Appeal from Norton district court; WILLIAM H. PRATT, judge.
Judgment reversed.
SYLLABUS BY THE COURT.
VERDICT -- Contrary to the Evidence -- Excessive or Inadequate Award. Where the sole question submitted to a jury is whether the plaintiff is entitled to recover upon a contract and there is no dispute concerning the amount nor any basis for a finding that the defendant owes a less sum than that claimed, a verdict for half the amount should not be received, and if received should be set aside as contrary to the evidence at the instance of either party.
J. R. Hamilton, for the appellant.
L. H. Thompson, for the appellee.
G. W. Bressler sued George McVey for a real-estate broker's commission.
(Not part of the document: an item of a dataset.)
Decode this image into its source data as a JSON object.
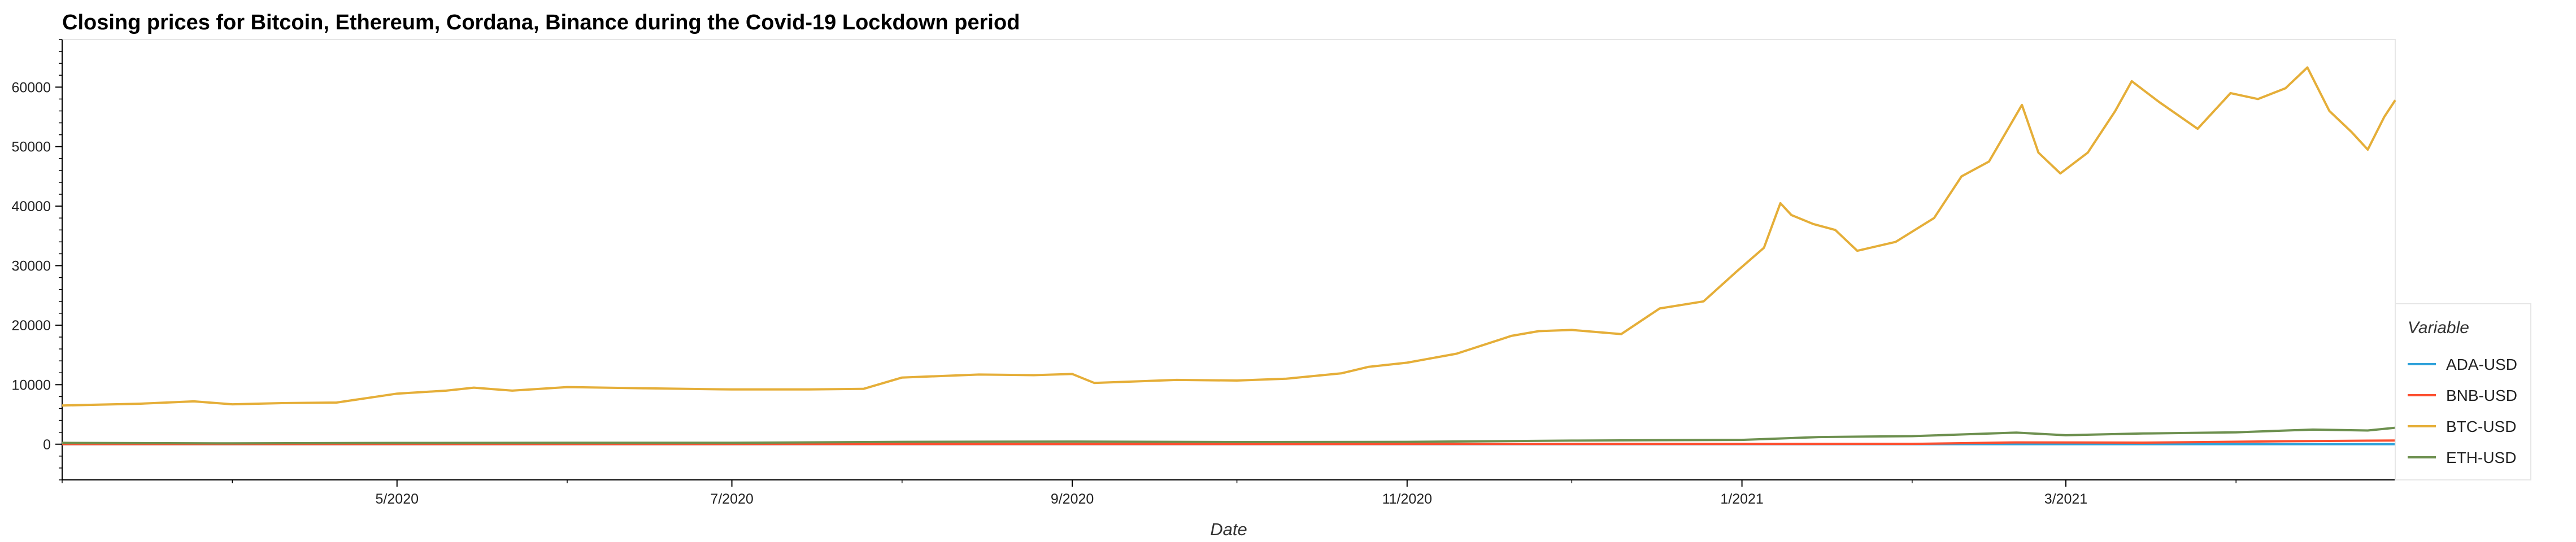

He asserted that a contract had been made by which if he found a purchaser he was to receive whatever the property brought in excess of $ 7000; that he had procured a customer ready and able to take it at $ 7500, but that the defendant, without just cause, refused to convey. While the answer was a general denial, the defense developed at the trial was that the plaintiff's agency was not exclusive, and that before his negotiations culminated a sale had been made to another buyer. There was no dispute as to the amount of the commission--the only controversy was whether it had been earned. The jury, however, returned a verdict for the plaintiff for $ 250, upon which judgment was rendered, from which the defendant appeals.
The appellant claims that the judgment should not stand because it is contrary to the evidence, inasmuch as, whatever view may have been taken of the conflicting testimony, the plaintiff was entitled to $ 500 or to nothing at all. The appellee seeks to answer this contention by saying that a party can not complain that a judgment against him is too small. That, however, is not the ground of the appellant's complaint. He finds fault with the judgment, not because it is not large enough, but because it rests upon a verdict utterly without support in the evidence. If the verdict could be construed as a finding in favor of the plaintiff it would support a judgment not merely for $ 250, but for $ 500. But it is no more for him than against him. If the jury believed his story they were bound to render a verdict for the full amount. In deciding that he was not entitled to $ 500 they in effect refused to accept his version of the matter. The case was not one where by discrediting a portion of his testimony his claim could be allowed in part, nor was there room for error in computation or for misapprehension in estimating the amount of recovery. The only question submitted to the jury was, Did the plaintiff earn his commission? The process by which the verdict was arrived at is perfectly obvious. If the plaintiff testified truly, the defendant owed him $ 500; if not, there was no indebtedness. The jury were called upon to determine which condition existed, but instead of doing so they assumed to settle the controversy by allowing one-half of the claim and disallowing the other half, no doubt with the idea that "splitting the difference" was a fair method of compromising the dispute. But in this they mistook their function. Each litigant, the defendant no less than the plaintiff, was entitled to an answer to the question the jury were impaneled to determine.